Dispute over PILOT could use direction

It should go without saying (but probably doesn’t), always choose the harder right over an easier wrong.
Even if the choice is contrary to your own ego, gain or interest. Because that’s the kind of choice that makes people fit to lead.
Don’t make the mistake of thinking you have to reach wholesale agreement with people to compromise with or defend them, either.
Though we strive to report on both sides of issues, sometimes it doesn’t clear anything up, especially when both sides continue to mistrust each other.
Take the recent dispute between the Monongalia County Commission and the state chapter of the Sierra Club.
In response to questioning by the Sierra Club about the County Commission’s negotiations with Longview Power on a new payment in lieu of taxes (PILOT) agreement, commissioner’s responded with questions of their own for environmentalists.
Following the Sierra Club’s dismay about those negotiations and suspect allegations about environmentalists’ use of funds from a settlement over pollution, both sides remain in separate corners.
We generally subscribe to the concept that conflict is inevitable, but combat is optional. It’s obvious both sides need to meet in person and share financial records with each other.
Yes, that would include figures in the new PILOT and the environmentalists’ ledger on those settlement funds.

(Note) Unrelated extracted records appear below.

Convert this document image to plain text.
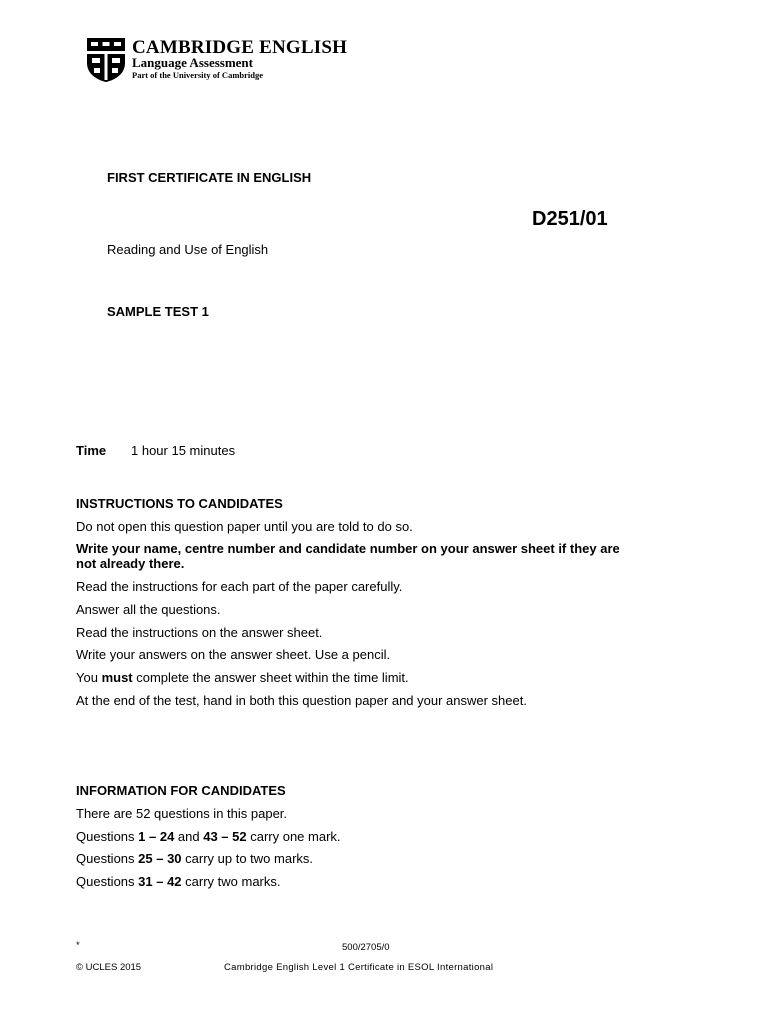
CAMBRIDGE ENGLISH
Language Assessment
Part of the University of Cambridge
FIRST CERTIFICATE IN ENGLISH
D251/01
Reading and Use of English
SAMPLE TEST 1
Time 1 hour 15 minutes
INSTRUCTIONS TO CANDIDATES
Do not open this question paper until you are told to do so.
Write your name, centre number and candidate number on your answer sheet if they are
not already there.
Read the instructions for each part of the paper carefully.
Answer all the questions.
Read the instructions on the answer sheet.
Write your answers on the answer sheet. Use a pencil.
You must complete the answer sheet within the time limit.
At the end of the test, hand in both this question paper and your answer sheet.
INFORMATION FOR CANDIDATES
There are 52 questions in this paper.
Questions 1 – 24 and 43 – 52 carry one mark.
Questions 25 – 30 carry up to two marks.
Questions 31 – 42 carry two marks.
*	500/2705/0
© UCLES 2015	Cambridge English Level 1 Certificate in ESOL International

The Sierra Club is asking the commission to be open with its meetings with the power plant representatives.
Well, it should be equally as open and not just direct people to a website where they may find what they’re looking for, but barring being a CPA, many people may not understand what they are looking for.
Both sides need to clear the air with the public and settle this issue once and for all and not fight it out through emails, news releases or posturing.
It’s not complicated. It’s not fancy. It’s just a fact that a lot of such dilemmas could be fixed easily enough, if only we got past the politics.
The best thing any leader can do is to have sufficient faith in his or her power to exercise wisdom, restraint and diplomacy, rather than threats, suspicions, bluster or unrealistic demands and curt rebuffs.
The second best thing is to make sure that you don’t end up simply thinking that there can only be a right side and a wrong side.
We as a society — as residents of Monongalia County and West Virginia — are at our best when we see ourselves in one another.
Not when we approach every dispute as just another case of us vs. them.
Why can’t a non-voting representative from an environmentalist group sit in on these PILOT negotiations?
Or a non-voting member of the commission be named to the environmentalists’ board that approves grants from those settlement funds?
If that cannot work, look for other ways to build trust in this process.
Ultimately, the best way to do that is to ensure both sides participate in it.